A NASA probe touched a rocky, dusty asteroid 200 million miles from Earth today and collected samples that could date to the formation of the universe itself. It was a big success for the space agency in what is being called “one of the most ambitious space missions ever attempted.”
If the OSIRIS-REx probe can complete its remaining stay in the vicinity of the asteroid Bennu and return the samples home to Earth on schedule in 2023, scientists expect to learn about the early Solar System and perhaps clues about the origin of life on Earth. Asteroids circle the Sun just as the Earth does, and some scientists speculate asteroid fragments called meteorites may even have delivered “life-forming compounds” to our home planet.
All of that and more was justification for the mission and the source of hope for what it might produce, but Tuesday was a day for NASA and the mission team to celebrate in COVID-19 masks something big and never done before. Celebrating with the operations team was NASA’s Marshall Space Flight Center in Huntsville, Ala., which manages NASA’s New Frontiers Program of missions like OSIRIS-REx with medium price tags and high-science-return possibilities.
The operations team includes NASA’s Goddard Space Flight Center in Greenbelt, Maryland, which provided overall mission management; Dante Lauretta of the University of Arizona, Tucson, the lead mission scientist; and Lockheed Martin Space in Denver that built the spacecraft. The spacecraft’s name, OSIRIS-REx, stands for “Origins, Spectral Interpretation, Resource Identification, and Security-Regolith Explorer.”

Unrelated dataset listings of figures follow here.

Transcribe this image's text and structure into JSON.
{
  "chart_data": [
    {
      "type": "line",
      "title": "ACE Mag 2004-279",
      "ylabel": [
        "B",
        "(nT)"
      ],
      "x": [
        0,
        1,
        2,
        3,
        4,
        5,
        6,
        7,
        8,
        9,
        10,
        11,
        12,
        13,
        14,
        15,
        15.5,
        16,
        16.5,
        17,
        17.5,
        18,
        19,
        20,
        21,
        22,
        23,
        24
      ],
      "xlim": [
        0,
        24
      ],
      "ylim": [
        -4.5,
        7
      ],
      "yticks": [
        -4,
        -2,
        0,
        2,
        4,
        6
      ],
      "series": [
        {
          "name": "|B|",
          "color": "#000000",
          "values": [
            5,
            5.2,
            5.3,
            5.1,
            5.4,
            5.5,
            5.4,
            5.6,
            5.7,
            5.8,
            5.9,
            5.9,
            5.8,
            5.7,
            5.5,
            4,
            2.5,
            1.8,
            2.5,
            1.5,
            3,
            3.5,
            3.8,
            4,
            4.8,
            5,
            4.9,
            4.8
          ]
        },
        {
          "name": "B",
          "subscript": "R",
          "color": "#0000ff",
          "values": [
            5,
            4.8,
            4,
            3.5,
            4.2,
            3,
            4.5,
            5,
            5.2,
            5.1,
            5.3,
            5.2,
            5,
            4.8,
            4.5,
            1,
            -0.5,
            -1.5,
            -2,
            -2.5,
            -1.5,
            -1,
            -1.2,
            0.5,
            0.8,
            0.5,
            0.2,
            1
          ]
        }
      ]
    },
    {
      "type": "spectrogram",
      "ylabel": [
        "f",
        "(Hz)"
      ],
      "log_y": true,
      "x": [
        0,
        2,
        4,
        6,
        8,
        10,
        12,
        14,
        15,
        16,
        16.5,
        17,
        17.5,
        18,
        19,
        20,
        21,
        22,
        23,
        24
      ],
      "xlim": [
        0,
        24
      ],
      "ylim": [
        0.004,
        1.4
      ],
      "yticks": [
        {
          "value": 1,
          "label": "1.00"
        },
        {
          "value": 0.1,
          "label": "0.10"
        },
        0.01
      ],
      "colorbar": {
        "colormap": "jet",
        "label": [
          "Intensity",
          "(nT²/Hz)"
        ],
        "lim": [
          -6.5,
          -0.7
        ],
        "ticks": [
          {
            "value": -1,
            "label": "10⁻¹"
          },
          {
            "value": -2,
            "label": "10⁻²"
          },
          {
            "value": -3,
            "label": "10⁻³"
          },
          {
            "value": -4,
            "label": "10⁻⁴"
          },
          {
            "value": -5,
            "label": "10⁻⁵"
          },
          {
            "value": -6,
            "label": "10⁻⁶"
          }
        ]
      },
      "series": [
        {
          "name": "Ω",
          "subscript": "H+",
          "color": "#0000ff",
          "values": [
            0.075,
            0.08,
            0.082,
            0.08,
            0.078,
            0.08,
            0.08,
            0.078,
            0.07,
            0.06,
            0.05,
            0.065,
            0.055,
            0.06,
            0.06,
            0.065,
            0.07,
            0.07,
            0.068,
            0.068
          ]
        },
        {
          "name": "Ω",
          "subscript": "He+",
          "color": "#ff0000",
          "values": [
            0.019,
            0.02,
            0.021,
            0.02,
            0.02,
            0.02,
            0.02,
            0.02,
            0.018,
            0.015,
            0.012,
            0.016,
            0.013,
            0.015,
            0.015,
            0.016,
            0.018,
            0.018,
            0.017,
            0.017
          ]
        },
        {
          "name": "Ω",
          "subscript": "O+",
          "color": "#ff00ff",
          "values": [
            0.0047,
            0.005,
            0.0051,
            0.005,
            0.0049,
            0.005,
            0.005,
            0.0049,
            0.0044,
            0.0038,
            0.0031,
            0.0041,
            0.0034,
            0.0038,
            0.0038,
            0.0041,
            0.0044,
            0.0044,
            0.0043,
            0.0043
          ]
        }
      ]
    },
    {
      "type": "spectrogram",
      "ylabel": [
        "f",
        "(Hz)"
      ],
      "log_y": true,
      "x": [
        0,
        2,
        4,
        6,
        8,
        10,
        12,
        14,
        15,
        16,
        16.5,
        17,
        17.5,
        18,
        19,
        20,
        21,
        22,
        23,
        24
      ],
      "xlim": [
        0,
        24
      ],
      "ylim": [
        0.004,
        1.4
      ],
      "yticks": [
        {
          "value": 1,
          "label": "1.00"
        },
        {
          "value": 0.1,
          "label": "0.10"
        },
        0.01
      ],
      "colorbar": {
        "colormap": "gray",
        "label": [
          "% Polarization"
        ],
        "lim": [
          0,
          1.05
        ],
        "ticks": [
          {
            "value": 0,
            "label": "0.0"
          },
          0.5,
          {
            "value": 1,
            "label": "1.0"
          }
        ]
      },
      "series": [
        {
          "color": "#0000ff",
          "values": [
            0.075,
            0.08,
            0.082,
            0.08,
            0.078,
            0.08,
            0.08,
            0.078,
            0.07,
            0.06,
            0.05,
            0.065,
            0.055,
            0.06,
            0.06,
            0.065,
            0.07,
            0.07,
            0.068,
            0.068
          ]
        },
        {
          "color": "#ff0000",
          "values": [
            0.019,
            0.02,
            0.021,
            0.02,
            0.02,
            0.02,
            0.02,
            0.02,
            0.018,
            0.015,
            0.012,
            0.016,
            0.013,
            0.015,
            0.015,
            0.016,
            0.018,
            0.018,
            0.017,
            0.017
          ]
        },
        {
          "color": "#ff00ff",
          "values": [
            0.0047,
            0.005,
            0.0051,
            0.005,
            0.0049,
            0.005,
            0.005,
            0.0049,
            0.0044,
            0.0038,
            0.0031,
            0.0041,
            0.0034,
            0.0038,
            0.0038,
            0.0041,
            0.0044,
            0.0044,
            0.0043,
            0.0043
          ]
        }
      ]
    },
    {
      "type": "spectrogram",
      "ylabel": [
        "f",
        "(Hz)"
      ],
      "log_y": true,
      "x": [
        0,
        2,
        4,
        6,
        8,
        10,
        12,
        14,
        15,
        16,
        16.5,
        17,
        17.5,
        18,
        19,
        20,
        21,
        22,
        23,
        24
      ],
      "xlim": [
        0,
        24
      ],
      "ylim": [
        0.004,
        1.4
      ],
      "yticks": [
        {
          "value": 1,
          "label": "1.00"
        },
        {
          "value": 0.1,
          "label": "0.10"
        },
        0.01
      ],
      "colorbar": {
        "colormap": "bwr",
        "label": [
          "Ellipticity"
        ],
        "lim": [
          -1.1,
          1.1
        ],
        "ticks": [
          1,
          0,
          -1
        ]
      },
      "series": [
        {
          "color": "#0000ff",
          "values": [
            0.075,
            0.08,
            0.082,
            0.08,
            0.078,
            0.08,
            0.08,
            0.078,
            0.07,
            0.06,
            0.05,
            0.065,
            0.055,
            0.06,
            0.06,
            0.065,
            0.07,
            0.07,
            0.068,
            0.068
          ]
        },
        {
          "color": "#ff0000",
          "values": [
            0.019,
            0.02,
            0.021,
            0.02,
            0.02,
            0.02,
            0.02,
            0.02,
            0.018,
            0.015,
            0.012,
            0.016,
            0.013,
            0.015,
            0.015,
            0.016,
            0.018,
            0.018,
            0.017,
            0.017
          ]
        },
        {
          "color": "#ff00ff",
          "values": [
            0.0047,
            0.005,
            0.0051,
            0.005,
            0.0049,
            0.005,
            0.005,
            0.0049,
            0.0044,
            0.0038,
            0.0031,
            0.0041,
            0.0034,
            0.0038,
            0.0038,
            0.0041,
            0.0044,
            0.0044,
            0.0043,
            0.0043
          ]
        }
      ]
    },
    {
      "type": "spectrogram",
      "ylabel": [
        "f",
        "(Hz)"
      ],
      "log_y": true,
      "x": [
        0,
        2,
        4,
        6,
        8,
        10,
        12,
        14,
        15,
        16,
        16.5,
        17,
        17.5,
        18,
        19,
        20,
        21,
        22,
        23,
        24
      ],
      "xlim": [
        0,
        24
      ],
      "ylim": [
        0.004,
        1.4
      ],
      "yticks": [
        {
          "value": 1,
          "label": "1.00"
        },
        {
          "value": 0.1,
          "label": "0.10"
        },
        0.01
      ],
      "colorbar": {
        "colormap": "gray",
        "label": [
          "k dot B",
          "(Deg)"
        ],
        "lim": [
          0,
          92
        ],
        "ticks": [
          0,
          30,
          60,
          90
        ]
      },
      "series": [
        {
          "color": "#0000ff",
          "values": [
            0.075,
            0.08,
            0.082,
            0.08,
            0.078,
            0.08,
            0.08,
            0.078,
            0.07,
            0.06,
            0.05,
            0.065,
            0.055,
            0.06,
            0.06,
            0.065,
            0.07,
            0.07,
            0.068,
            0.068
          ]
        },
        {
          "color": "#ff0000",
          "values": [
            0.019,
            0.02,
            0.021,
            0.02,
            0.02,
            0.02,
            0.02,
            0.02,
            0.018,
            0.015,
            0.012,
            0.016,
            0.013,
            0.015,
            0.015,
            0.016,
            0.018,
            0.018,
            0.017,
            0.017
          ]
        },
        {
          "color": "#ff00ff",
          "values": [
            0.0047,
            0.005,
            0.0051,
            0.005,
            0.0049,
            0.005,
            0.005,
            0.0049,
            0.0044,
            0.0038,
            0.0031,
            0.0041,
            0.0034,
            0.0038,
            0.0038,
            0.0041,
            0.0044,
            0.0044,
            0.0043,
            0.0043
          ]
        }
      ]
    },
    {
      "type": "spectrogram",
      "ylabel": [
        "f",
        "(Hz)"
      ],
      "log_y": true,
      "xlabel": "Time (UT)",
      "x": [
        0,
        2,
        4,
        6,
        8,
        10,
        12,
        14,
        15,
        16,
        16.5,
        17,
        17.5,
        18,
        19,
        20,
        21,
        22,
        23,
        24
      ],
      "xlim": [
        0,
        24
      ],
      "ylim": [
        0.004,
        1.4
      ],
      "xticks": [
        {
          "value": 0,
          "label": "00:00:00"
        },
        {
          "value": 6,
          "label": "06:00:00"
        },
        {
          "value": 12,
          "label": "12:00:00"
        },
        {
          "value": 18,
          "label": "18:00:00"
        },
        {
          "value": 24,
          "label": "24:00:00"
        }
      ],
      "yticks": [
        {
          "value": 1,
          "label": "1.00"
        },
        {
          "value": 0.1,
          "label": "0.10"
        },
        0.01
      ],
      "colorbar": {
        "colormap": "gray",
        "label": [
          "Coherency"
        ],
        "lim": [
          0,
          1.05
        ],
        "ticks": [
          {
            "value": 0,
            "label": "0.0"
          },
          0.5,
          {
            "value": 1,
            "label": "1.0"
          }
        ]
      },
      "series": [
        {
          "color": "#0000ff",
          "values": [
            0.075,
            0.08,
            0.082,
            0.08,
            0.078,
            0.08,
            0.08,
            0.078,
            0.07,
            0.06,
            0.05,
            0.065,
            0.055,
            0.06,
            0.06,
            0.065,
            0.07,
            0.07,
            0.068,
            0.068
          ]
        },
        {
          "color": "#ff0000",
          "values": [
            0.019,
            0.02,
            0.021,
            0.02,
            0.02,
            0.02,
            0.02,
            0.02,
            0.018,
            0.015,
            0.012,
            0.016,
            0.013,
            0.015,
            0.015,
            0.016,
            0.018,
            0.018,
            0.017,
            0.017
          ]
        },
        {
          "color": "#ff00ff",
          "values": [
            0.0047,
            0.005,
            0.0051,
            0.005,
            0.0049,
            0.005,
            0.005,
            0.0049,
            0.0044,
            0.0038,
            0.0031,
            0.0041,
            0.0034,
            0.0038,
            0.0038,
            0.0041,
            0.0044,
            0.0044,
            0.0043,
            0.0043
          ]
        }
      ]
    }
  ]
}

The scope of the mission was huge. Bennu is about the size of the Empire State Building and 200 million miles away. It is a fragment NASA calls “a time capsule from the early solar system … preserved by the vacuum of space.” To make its grab-and-go, OSIRIS-REx fired its thrusters today to move out of orbit around Bennu, extended an 11-foot sampling arm, lowered that arm slowly to hover over the target site, and then touched the surface. There, it fired a burst of nitrogen gas to lift dust and small rocks into its sampling arm’s collector. The maneuver “was historic,” said Lori Glaze, Planetary Science Division director at NASA Headquarters in Washington.
“This amazing first for NASA demonstrates how an incredible team from across the country came together and persevered through incredible challenges to expand the boundaries of knowledge,” said NASA Administrator Jim Bridenstine. “Our industry, academic, and international partners have made it possible to hold a piece of the most ancient solar system in our hands.”